Vers la fin du mois de Septembre 1839, M. and Mme Davenport du Mississippi vinrent visiter Syracuse accompagnés par une domestique appelée Harriet Powell. Ils s’installèrent à l’hôtel de Syracuse, où il devint de notoriété publique qu’Harriet était retenue comme esclave par le couple.
Elle fut approchée par plusieurs employés de l’hôtel lui offrant leur aide pour s’échapper. Après quelques hésitations, elle décida de s’y risquer, sachant bien qu’elle ne reverrait peut-être jamais sa mère et sa sœur, qui étaient elles-mêmes retenues comme esclaves par les Davenport. La nuit du 7 Octobre, Harriet, porta le chapeau et le manteau d’un homme, fui l’hôtel et s’empressa de monter dans une diligence. En apprenant sa disparition, M. Davenport fit imprimer des affiches offrant 200$ de récompense pour son retour. Ils la décrivirent comme une personne tellement juste qu’elle aurait pu être prise pour une blanche.

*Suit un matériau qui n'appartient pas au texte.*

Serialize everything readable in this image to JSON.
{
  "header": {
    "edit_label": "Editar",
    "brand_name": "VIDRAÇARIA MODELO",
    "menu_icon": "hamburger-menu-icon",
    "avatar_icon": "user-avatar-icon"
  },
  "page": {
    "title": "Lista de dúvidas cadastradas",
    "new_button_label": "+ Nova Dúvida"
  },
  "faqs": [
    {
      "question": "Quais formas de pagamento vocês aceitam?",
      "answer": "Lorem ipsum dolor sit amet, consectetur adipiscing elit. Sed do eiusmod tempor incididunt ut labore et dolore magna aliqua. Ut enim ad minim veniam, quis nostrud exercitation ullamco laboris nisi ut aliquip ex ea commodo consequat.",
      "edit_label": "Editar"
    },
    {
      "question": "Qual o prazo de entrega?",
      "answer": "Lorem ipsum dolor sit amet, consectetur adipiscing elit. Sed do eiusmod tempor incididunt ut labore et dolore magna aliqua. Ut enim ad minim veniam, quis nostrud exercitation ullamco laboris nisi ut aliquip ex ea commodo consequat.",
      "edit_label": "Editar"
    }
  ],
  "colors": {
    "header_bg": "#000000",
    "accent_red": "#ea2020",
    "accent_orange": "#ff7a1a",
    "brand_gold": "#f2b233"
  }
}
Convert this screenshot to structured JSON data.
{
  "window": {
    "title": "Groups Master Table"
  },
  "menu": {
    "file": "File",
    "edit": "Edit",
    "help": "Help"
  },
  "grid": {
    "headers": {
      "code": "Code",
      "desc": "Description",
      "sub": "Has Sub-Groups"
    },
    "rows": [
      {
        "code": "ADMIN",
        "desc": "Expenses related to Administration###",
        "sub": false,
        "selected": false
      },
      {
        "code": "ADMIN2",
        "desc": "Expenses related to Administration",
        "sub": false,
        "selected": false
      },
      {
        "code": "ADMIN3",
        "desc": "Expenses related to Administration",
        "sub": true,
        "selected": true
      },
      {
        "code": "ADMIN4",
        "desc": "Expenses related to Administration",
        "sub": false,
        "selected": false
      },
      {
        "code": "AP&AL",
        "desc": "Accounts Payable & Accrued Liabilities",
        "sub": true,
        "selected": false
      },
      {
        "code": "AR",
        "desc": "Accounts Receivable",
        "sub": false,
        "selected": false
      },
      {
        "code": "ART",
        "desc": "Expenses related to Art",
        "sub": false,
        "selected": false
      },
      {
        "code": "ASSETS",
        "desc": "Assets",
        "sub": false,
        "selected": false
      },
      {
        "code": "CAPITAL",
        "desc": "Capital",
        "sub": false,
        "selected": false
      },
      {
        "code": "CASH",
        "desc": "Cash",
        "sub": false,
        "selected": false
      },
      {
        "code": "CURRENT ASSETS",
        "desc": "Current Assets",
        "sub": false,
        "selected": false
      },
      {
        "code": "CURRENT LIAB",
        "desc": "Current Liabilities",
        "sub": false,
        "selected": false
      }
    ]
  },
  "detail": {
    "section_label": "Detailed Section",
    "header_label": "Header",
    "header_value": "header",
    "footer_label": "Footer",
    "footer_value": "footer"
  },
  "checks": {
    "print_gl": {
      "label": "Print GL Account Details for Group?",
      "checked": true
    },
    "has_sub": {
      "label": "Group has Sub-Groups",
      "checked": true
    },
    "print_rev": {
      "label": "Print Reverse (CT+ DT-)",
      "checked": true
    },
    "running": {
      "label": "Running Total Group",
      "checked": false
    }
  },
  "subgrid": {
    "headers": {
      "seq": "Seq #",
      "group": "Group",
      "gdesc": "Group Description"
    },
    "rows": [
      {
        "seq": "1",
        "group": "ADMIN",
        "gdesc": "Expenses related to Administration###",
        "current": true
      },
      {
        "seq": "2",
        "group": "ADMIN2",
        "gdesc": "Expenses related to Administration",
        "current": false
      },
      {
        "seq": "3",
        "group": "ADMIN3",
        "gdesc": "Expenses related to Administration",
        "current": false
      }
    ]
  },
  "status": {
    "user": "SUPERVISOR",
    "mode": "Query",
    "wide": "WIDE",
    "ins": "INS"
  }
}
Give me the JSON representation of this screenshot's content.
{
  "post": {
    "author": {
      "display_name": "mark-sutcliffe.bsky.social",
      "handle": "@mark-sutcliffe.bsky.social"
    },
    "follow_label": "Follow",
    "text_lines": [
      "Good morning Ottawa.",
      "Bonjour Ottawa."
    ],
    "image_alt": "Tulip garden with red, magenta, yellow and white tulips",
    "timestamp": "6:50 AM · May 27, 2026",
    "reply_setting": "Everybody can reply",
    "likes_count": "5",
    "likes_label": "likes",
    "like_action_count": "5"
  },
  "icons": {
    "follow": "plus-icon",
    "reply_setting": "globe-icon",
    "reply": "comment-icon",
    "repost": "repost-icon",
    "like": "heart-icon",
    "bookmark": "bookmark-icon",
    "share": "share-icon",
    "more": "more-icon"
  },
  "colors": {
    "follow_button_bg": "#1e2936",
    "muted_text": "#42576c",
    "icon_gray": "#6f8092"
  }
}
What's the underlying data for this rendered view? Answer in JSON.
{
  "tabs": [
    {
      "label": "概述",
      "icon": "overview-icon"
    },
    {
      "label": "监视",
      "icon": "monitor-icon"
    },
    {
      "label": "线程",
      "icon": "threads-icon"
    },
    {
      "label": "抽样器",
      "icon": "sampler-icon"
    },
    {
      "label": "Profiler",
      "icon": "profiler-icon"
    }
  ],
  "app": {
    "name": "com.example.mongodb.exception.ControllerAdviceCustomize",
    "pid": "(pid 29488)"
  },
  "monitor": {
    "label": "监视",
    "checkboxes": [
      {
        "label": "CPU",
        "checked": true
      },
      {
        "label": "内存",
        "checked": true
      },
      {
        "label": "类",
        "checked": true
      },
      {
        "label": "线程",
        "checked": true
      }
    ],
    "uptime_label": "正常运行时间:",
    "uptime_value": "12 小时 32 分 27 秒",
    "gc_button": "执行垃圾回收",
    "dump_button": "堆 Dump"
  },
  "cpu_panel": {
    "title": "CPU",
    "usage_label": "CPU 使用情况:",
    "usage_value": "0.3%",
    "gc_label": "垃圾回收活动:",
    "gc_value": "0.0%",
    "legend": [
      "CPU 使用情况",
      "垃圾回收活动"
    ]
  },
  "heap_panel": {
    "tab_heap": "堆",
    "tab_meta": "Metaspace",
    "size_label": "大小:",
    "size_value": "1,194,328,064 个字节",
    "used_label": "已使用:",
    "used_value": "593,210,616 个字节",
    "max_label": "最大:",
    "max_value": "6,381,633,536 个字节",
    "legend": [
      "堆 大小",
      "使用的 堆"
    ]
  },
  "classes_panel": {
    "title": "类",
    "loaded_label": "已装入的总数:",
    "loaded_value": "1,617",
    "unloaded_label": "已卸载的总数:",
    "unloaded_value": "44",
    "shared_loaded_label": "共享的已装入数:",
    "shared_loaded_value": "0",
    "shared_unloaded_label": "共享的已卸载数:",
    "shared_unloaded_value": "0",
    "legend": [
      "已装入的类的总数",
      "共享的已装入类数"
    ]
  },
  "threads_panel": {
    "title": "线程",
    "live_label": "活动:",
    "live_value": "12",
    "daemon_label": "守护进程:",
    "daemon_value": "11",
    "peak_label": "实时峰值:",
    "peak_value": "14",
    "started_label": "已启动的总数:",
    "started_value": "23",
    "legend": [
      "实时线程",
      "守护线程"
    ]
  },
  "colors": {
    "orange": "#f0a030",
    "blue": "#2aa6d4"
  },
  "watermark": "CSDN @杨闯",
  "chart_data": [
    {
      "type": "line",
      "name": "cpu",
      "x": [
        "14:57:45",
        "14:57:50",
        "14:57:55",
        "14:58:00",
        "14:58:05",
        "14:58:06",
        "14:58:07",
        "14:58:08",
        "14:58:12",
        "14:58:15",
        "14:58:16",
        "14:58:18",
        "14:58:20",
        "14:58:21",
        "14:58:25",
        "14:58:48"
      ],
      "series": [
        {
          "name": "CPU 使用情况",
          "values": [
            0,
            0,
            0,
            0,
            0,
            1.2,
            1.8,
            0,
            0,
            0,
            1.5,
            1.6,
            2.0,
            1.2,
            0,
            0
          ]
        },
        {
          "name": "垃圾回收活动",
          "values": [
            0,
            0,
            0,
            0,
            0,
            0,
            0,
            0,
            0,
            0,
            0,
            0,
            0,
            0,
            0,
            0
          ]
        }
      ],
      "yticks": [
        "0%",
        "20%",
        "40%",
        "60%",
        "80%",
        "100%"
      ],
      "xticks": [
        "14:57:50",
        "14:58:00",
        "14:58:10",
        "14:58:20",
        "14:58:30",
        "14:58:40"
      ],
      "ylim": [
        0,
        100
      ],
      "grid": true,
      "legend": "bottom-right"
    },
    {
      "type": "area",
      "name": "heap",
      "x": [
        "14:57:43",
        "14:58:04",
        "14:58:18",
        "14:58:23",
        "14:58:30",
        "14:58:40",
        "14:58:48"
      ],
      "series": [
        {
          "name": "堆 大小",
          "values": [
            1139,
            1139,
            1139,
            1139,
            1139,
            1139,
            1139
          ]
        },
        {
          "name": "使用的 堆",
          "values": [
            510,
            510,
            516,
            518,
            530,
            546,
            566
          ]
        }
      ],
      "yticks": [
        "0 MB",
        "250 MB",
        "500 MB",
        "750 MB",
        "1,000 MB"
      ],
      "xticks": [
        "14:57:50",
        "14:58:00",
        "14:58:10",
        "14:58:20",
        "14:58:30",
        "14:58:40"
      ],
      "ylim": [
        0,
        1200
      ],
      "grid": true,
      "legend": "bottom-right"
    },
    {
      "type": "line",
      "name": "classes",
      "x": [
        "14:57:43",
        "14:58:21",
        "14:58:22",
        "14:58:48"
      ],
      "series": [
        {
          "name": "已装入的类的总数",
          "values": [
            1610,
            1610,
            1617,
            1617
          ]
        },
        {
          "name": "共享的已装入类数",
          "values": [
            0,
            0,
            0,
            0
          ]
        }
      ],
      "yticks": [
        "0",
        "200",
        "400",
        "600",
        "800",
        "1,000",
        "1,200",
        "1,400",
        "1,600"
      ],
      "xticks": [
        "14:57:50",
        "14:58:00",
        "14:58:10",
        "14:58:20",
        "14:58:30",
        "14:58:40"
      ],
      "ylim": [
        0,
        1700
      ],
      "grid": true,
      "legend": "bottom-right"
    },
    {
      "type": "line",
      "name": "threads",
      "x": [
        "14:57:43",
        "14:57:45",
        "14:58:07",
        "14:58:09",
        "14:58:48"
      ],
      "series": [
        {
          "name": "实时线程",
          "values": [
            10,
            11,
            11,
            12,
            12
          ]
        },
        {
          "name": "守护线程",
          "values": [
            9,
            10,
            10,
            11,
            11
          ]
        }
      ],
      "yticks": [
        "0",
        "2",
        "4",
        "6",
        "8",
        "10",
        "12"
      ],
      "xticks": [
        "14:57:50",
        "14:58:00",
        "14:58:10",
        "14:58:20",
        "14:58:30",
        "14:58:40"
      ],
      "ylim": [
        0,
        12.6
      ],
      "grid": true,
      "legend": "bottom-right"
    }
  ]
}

Après être passée par plusieurs maisons, elle finit par se retrouver chez Gerrit Smith, le célèbre abolitionniste, dont la maison servait de gare aux chemins de fer clandestins à Peterboro, N.Y. Harriet s’habilla comme une religieuse (Quakeress), et transportée à cheval et diligence au Cap Vincent. Après avoir attendu une journée entière afin que le temps s’améliore, elle put finalement monter sur le ferry, qui la mènera à la liberté, le 29 Octobre 1839. Une fois arrive à Kingston, elle fut accueillie par M. et Mme Charles Hales.
M. Hales était membre de la société missionnaire de l’église méthodiste wesleyenne en 1830 et en 1836 il épousa Elizabeth Charlotte Chettle, fille d’un ministre welsleyen en Angleterre. En 1839, elle travailla bénévolement à la Female Benevolent Society (une des premières sociétés de bienfaisance). Ceci explique probablement comment les Hales se trouvèrent à aider Harriet. (Dans les années 1840, M. Hales était un marchand prospère possédant la Villa-Bellevue sur la rue Centre, les «Chalets Hales» sur la rue King Ouest et le Commercial Mart ou S&R, à l’angle des rues Ontario et Princess.)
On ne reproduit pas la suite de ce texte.